WEB DESK: Oil prices edged higher on Tuesday as worries over supply disruptions grew after fresh strikes on Russian energy sites in the ongoing war with Ukraine.

By early Asian trading, Brent crude was up 40 cents at $68.55 a barrel, while US West Texas Intermediate (WTI) rose $1.05 to $65.06. Trading in WTI had been paused on Monday due to the Labor Day holiday in the United States.

Rising tension in the conflict

Ukraine has stepped up its campaign against Russian energy assets, carrying out drone strikes that have knocked out at least 17 percent of Russia’s oil processing capacity, according to Reuters estimates. That amounts to about 1.1 million barrels of daily production.
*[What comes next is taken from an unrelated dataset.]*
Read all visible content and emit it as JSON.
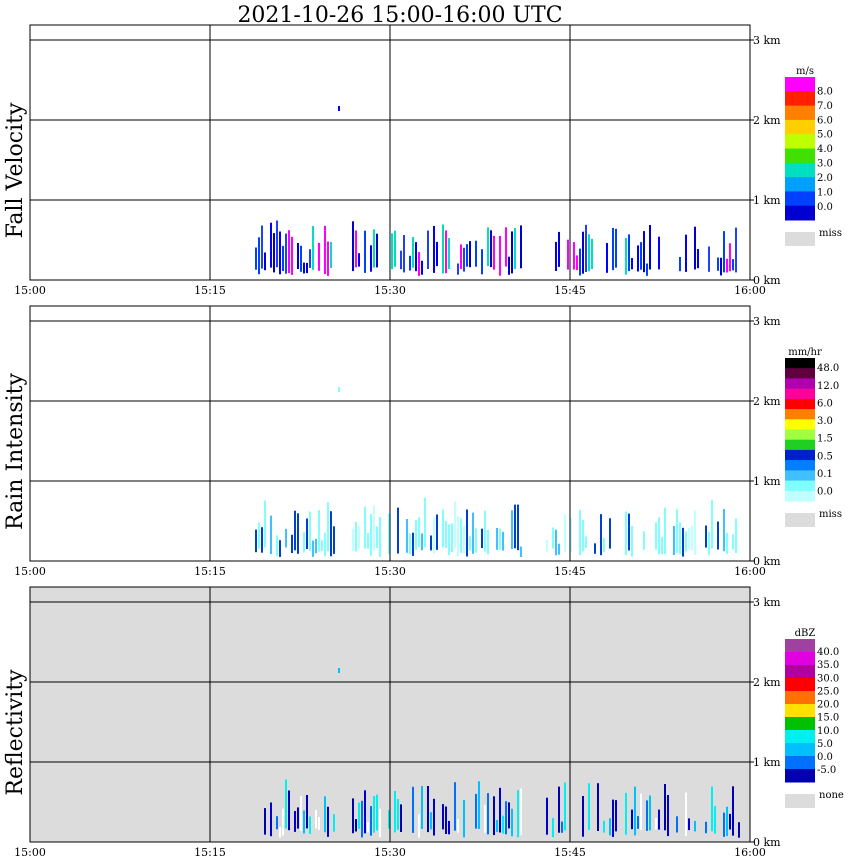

On Sunday, President Volodymyr Zelenskiy vowed that Ukraine would carry out more strikes deeper inside Russian territory after weeks of intensifying attacks on refineries and pipelines. Russia, in turn, has increased its own bombardment of Ukraine’s energy grid and transport links.

“Ongoing risks to energy infrastructure in Russia remain high. Ukraine struck more Russian oil refineries over the weekend as it ramped up its attacks on infrastructure,” noted Daniel Hynes, senior commodity strategist at ANZ.

Global shifts adding pressure

Beyond the battlefield, wider geopolitical moves are also weighing on oil markets. Chinese President Xi Jinping, speaking at a summit with Russian and Indian leaders, renewed his call for a “new global order” centred on the Global South. Analysts say the pitch represents a direct challenge to US influence.

China and India remain the biggest buyers of Russian oil. While Washington has hit India with fresh tariffs over its purchases, it has not applied the same measures on China.

Investors eye OPEC+ meeting

Markets are now watching for signals from the Organisation of the Petroleum Exporting Countries and its allies, which meet on September 7. Traders are waiting to see if the group will hint at any further changes to output in response to the tightening supply outlook.

For now, oil prices remain sensitive to every new strike and statement, as the war shows no signs of easing and the geopolitical stage grows more crowded.